Protocols over ABCs was the right call. When we added LinearIntegration three months after the initial Slack and GitHub implementations, the entire process was: write the class, write its tests, add a config flag. Zero lines changed in existing code. This is the gold standard for extensibility.

The 4-method interface covers everything. We were tempted to add methods for validate_config(), health_check(), and format_result(). We resisted. Every proposed addition could be handled within the existing four methods or in the calling code. A narrow interface is easier to implement, test, and reason about. If you find yourself with more than 5-6 methods on an integration protocol, you are likely conflating integration concerns with business logic.

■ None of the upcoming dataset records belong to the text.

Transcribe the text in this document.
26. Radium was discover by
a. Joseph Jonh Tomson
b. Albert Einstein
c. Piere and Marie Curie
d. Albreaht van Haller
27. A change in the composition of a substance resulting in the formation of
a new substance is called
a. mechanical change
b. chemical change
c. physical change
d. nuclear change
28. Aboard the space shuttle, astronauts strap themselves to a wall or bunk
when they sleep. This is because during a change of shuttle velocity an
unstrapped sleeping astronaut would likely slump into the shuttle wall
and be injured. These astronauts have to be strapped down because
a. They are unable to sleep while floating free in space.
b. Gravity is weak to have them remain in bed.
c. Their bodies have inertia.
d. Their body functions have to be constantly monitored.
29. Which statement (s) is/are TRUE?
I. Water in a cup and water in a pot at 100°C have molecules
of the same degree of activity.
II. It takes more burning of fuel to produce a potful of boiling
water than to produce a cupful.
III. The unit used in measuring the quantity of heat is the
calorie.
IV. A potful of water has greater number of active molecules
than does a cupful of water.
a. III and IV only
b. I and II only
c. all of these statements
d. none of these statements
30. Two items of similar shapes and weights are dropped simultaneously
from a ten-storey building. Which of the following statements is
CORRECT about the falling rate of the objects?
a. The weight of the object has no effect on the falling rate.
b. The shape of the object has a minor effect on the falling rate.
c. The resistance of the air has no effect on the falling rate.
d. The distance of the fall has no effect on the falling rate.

Deterministic thread IDs eliminated an entire class of bugs. The early prototype used Slack’s thread_ts directly. Webhook retries created duplicate threads. Moving to SHA256 derivation fixed this instantly and also gave us cross-platform thread correlation for free.

Eager acknowledgment is non-negotiable. Slack’s 3-second timeout will punish you. We learned this the hard way: the first version processed synchronously, and Slack’s retries caused the agent to process the same task 3-4 times before the first run finished. The fix (acknowledge-then-process) took 30 minutes to implement and eliminated the problem entirely.

Platform setup is the real integration cost. Writing GitHubIntegration took two days. Getting the GitHub App approved, configured with the right permissions, installed on the target org, and tested with correct webhook delivery took two weeks. Budget accordingly when estimating new integration timelines.

Test with recorded webhooks. Each integration’s test suite uses recorded webhook payloads (sanitized of secrets) stored as JSON fixtures. This makes tests fast, deterministic, and independent of platform availability. When a platform changes their webhook format, capture a new fixture and update the test — the diff tells you exactly what changed.